Romania’s Pain Memorials, Biological Pathos and the Spectres of Fetuses
by & with Alina Popa
Body screamin’ fuckin’ bloody mess – Not an animal – It’s an abortion
Sex Pistols, Bodies, 1977
Spectres of Fetuses are haunting the post-communist imagination. A recent article with a neoconservative touch deplores the aborted Romania, the countless “unborn” Brancusi’s that could have enriched MOMA’s collection for the pride of the nation. Such “what if” stories have become dominant flashback moments in a classical nationalist melodrama. What if all those “unborn” had been actually born? What if Communism hadn’t come to Romania?
The termination of communism is thus seen as the legitimate return to the big European family, fed at the breast of the Capitoline She-Wolf. The new retributive and revengeful history (written mostly by men) regards Communism as being forced on Romania by the Bolsheviks, more precisely Russian men. Romania was ideologically and physically raped and made pregnant with a new unwanted fetus that had to be abandoned and locked away, in the wait of the western immaculate conception. The therapeutic abortion of the Communist past is repeatedly induced in movies, reports, Communist Crimes Commissions, public monuments, political speeches and corruption scandals.

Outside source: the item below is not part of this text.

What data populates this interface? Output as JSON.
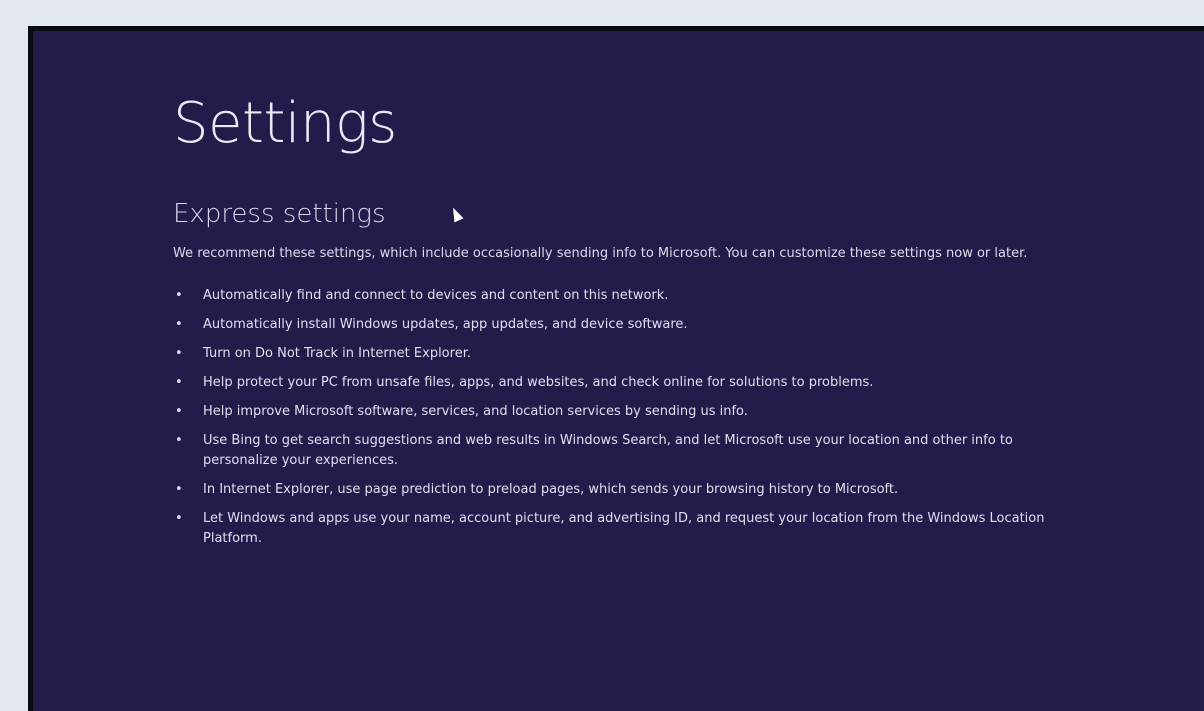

The first televised images forcepsed out of the “inscrutable” country after ‘89 were that of women queuing in front of abortion clinics: thus Romania is gendered and becomes a supine woman waiting to be examined and seduced. The miracle of the penetrating West is reproduced on every building, on every billboard, in every shopping mall, while the miracle of life is blessed with a glossy varnish by the new joint venture between local orthodoxy and pro-Vita lifestyle.
The talk will follow the harsh folklore of abortion trough different media, following activist debates and recent feminist positions. It is a strange and unsettling tale that already smells of wax figurines, small plastic doll fetuses used as educational props and religiously charged neo-orthodox clinics.
Alina Popa is founding member of The Bureau of Melodramatic Research, an institution focused on the use and misuse of emotions by meany of melodramatic techniques.